Il ouvrit la porte de la penderie et commença à fouiller dans une boîte de carton.

— Je savais qu’ils étaient quelque part! s’écria-t-il pendant que les enfants s’approchaient de lui.

Il tendit un sac poussiéreux à Jacob et Sarah pour qu’ils puissent en sortir ce qu’il y avait à l’intérieur : un petit cheval et une petite vache, sculptés tous les deux en bois.

— Exprès pour vous.

Le grand magasin Eaton, basé à Toronto, a distribués on premier catalogue en 1884 et son dernier en 1976. Des gens de tout le Canada y commandaient des articles qu’ils ne pouvaient pas trouver près de chez eux. Mais beaucoup de familles de colons, surtout dans les campagnes, fabriquaient eux-mêmes le plus d’objets possible.

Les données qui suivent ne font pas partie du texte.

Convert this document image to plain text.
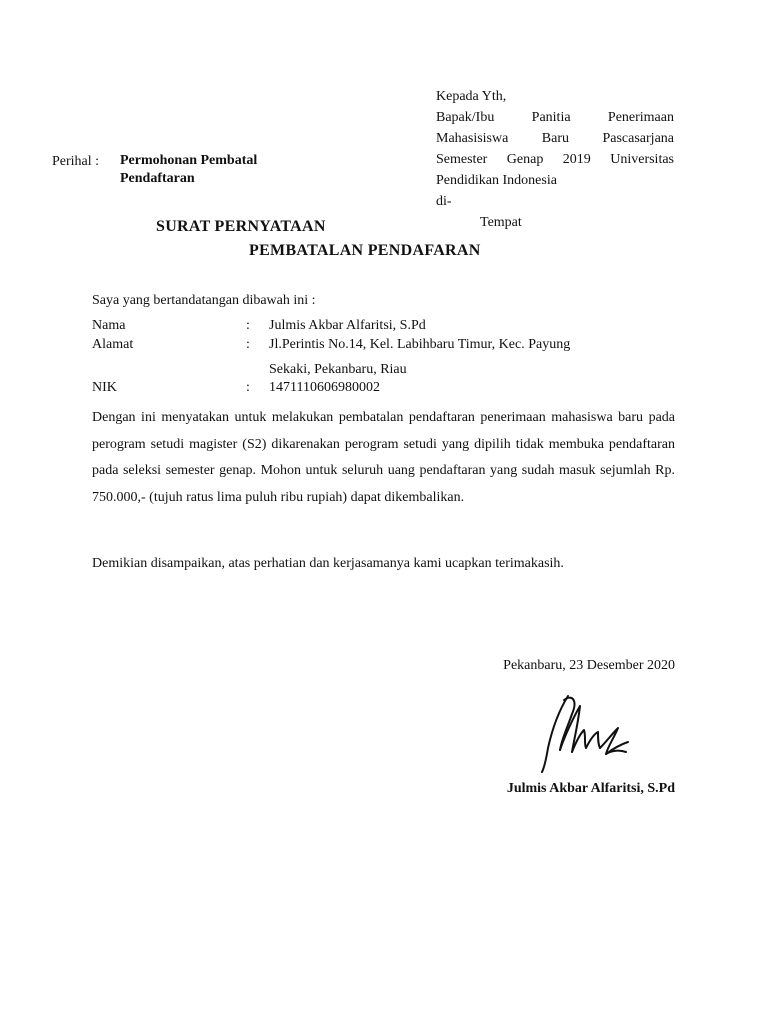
Kepada Yth,
Bapak/Ibu Panitia Penerimaan
Mahasisiswa Baru Pascasarjana
Semester Genap 2019 Universitas
Pendidikan Indonesia
di-
Tempat
Perihal : Permohonan Pembatal
Pendaftaran
SURAT PERNYATAAN
PEMBATALAN PENDAFARAN
Saya yang bertandatangan dibawah ini :
Nama	: Julmis Akbar Alfaritsi, S.Pd
Alamat	: Jl.Perintis No.14, Kel. Labihbaru Timur, Kec. Payung
Sekaki, Pekanbaru, Riau
NIK	: 1471110606980002
Dengan ini menyatakan untuk melakukan pembatalan pendaftaran penerimaan mahasiswa baru pada perogram setudi magister (S2) dikarenakan perogram setudi yang dipilih tidak membuka pendaftaran pada seleksi semester genap. Mohon untuk seluruh uang pendaftaran yang sudah masuk sejumlah Rp. 750.000,- (tujuh ratus lima puluh ribu rupiah) dapat dikembalikan.
Demikian disampaikan, atas perhatian dan kerjasamanya kami ucapkan terimakasih.
Pekanbaru, 23 Desember 2020
Julmis Akbar Alfaritsi, S.Pd
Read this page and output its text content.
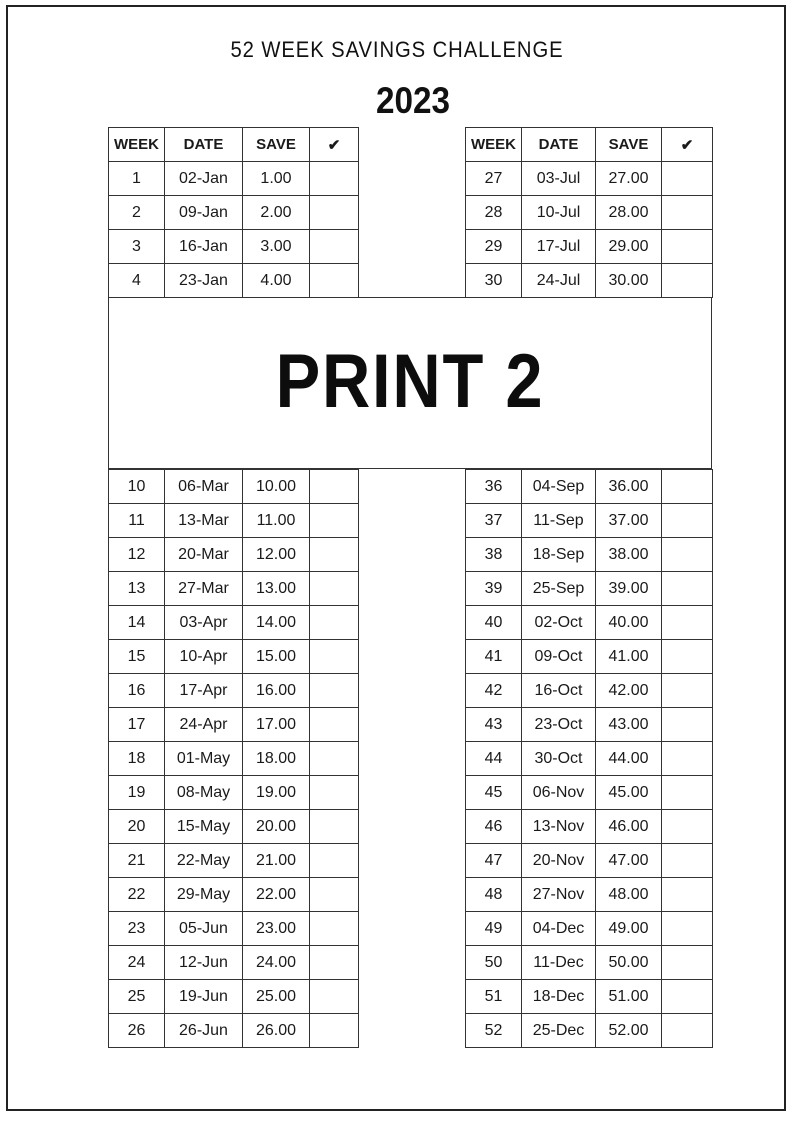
52 WEEK SAVINGS CHALLENGE
2023
WEEK	DATE	SAVE	✔
1	02-Jan	1.00	
2	09-Jan	2.00	
3	16-Jan	3.00	
4	23-Jan	4.00	
WEEK	DATE	SAVE	✔
27	03-Jul	27.00	
28	10-Jul	28.00	
29	17-Jul	29.00	
30	24-Jul	30.00	
PRINT 2
10	06-Mar	10.00	
11	13-Mar	11.00	
12	20-Mar	12.00	
13	27-Mar	13.00	
14	03-Apr	14.00	
15	10-Apr	15.00	
16	17-Apr	16.00	
17	24-Apr	17.00	
18	01-May	18.00	
19	08-May	19.00	
20	15-May	20.00	
21	22-May	21.00	
22	29-May	22.00	
23	05-Jun	23.00	
24	12-Jun	24.00	
25	19-Jun	25.00	
26	26-Jun	26.00	
36	04-Sep	36.00	
37	11-Sep	37.00	
38	18-Sep	38.00	
39	25-Sep	39.00	
40	02-Oct	40.00	
41	09-Oct	41.00	
42	16-Oct	42.00	
43	23-Oct	43.00	
44	30-Oct	44.00	
45	06-Nov	45.00	
46	13-Nov	46.00	
47	20-Nov	47.00	
48	27-Nov	48.00	
49	04-Dec	49.00	
50	11-Dec	50.00	
51	18-Dec	51.00	
52	25-Dec	52.00	
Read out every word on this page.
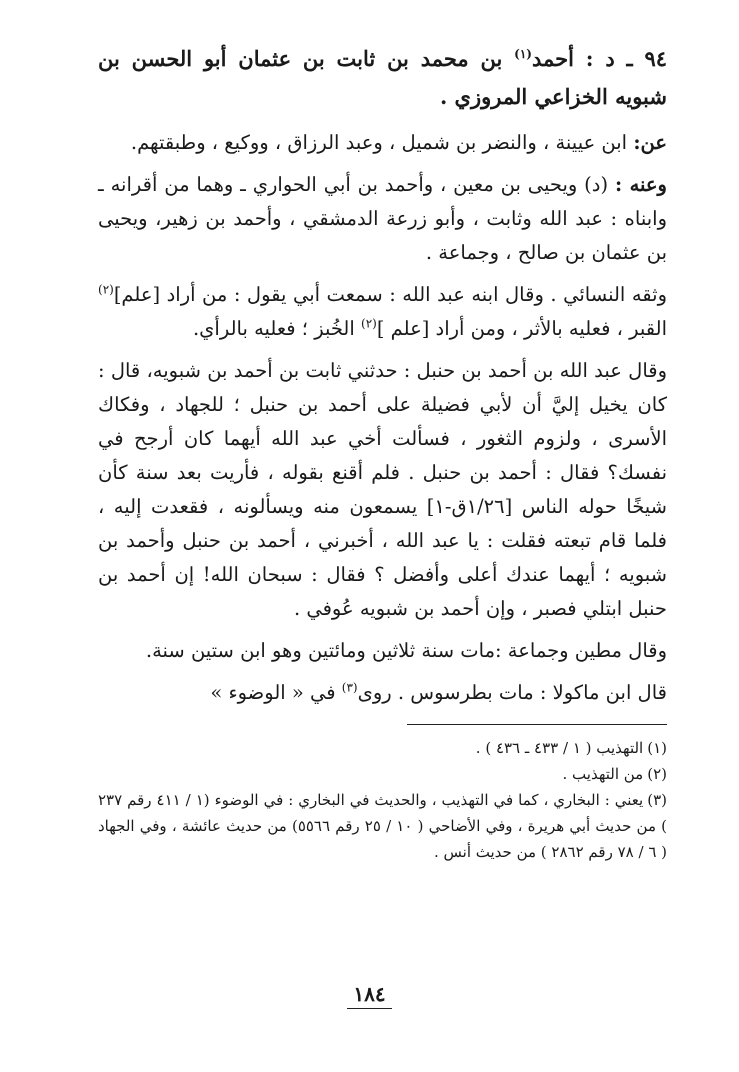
٩٤ ـ د : أحمد$^{(١)}$ بن محمد بن ثابت بن عثمان أبو الحسن بن شبويه الخزاعي المروزي .

عن: ابن عيينة ، والنضر بن شميل ، وعبد الرزاق ، ووكيع ، وطبقتهم.

وعنه : (د) ويحيى بن معين ، وأحمد بن أبي الحواري ـ وهما من أقرانه ـ وابناه : عبد الله وثابت ، وأبو زرعة الدمشقي ، وأحمد بن زهير، ويحيى بن عثمان بن صالح ، وجماعة .

وثقه النسائي . وقال ابنه عبد الله : سمعت أبي يقول : من أراد [علم]$^{(٢)}$ القبر ، فعليه بالأثر ، ومن أراد [علم ]$^{(٢)}$ الخُبز ؛ فعليه بالرأي.

وقال عبد الله بن أحمد بن حنبل : حدثني ثابت بن أحمد بن شبويه، قال : كان يخيل إليَّ أن لأبي فضيلة على أحمد بن حنبل ؛ للجهاد ، وفكاك الأسرى ، ولزوم الثغور ، فسألت أخي عبد الله أيهما كان أرجح في نفسك؟ فقال : أحمد بن حنبل . فلم أقنع بقوله ، فأريت بعد سنة كأن شيخًا حوله الناس [١/٢٦ق-١] يسمعون منه ويسألونه ، فقعدت إليه ، فلما قام تبعته فقلت : يا عبد الله ، أخبرني ، أحمد بن حنبل وأحمد بن شبويه ؛ أيهما عندك أعلى وأفضل ؟ فقال : سبحان الله! إن أحمد بن حنبل ابتلي فصبر ، وإن أحمد بن شبويه عُوفي .

وقال مطين وجماعة :مات سنة ثلاثين ومائتين وهو ابن ستين سنة.

قال ابن ماكولا : مات بطرسوس . روى$^{(٣)}$ في « الوضوء »

(١)التهذيب ( ١ / ٤٣٣ ـ ٤٣٦ ) .

(٢)من التهذيب .

(٣)يعني : البخاري ، كما في التهذيب ، والحديث في البخاري : في الوضوء (١ / ٤١١ رقم ٢٣٧ ) من حديث أبي هريرة ، وفي الأضاحي ( ١٠ / ٢٥ رقم ٥٥٦٦) من حديث عائشة ، وفي الجهاد ( ٦ / ٧٨ رقم ٢٨٦٢ ) من حديث أنس .

١٨٤
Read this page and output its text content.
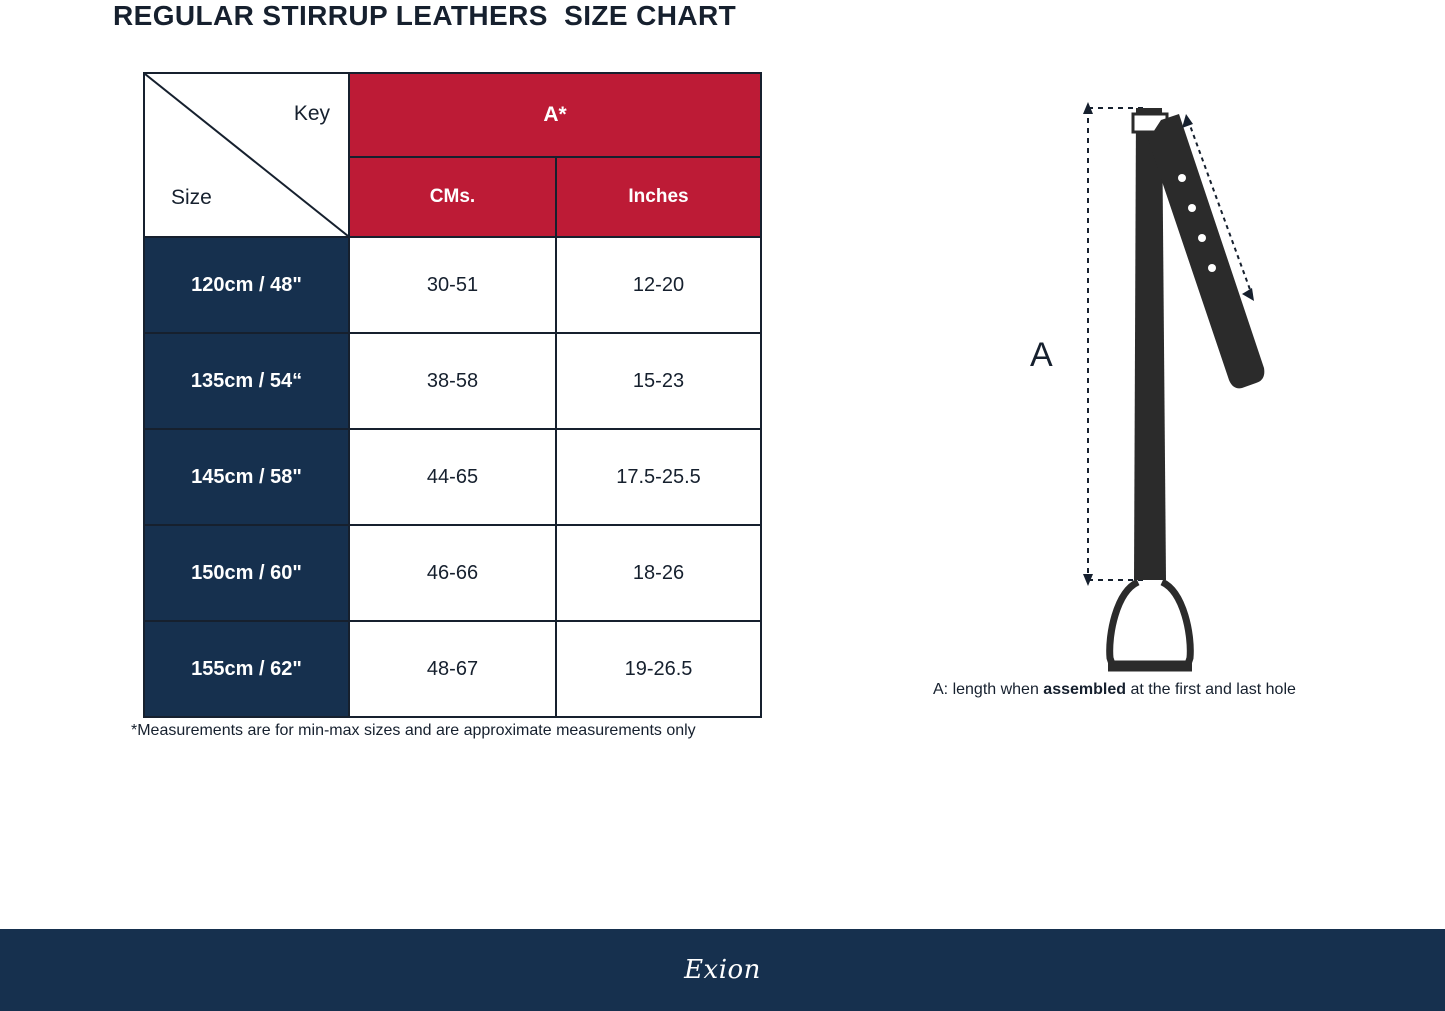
REGULAR STIRRUP LEATHERS  SIZE CHART
Key
Size	A*	
	CMs.	Inches
120cm / 48"	30-51	12-20
135cm / 54“	38-58	15-23
145cm / 58"	44-65	17.5-25.5
150cm / 60"	46-66	18-26
155cm / 62"	48-67	19-26.5
*Measurements are for min-max sizes and are approximate measurements only
A
A: length when assembled at the first and last hole
Exion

Les pièces d’artisanat dont nous avons parlé dans ce numéro étaient très importantes à une époque où il était difficile de se rendre dans les magasins et où les familles n’avaient pas beaucoup d’argent pour autre chose que les objets essentiels. Tout le monde devait être capable de faire une foule de choses, comme coudre, tricoter, faire du tissage, ou encore fabriquer des objets en bois ou dans d’autres matériaux facilement accessibles. La famille Lebret aurait pu échanger ses créations contre celles que les membres de la Première Nation Dakota de la région fabriquaient depuis des milliers d’années.

Pour tout le monde, l’hiver — lorsqu’il y avait peu de travaux agricoles, de chasse et de jardinage à faire — était le bon moment pour créer de l’artisanat. Est-ce qu’il y a des objets faits à la main qui ont été transmis de génération en génération dans ta famille?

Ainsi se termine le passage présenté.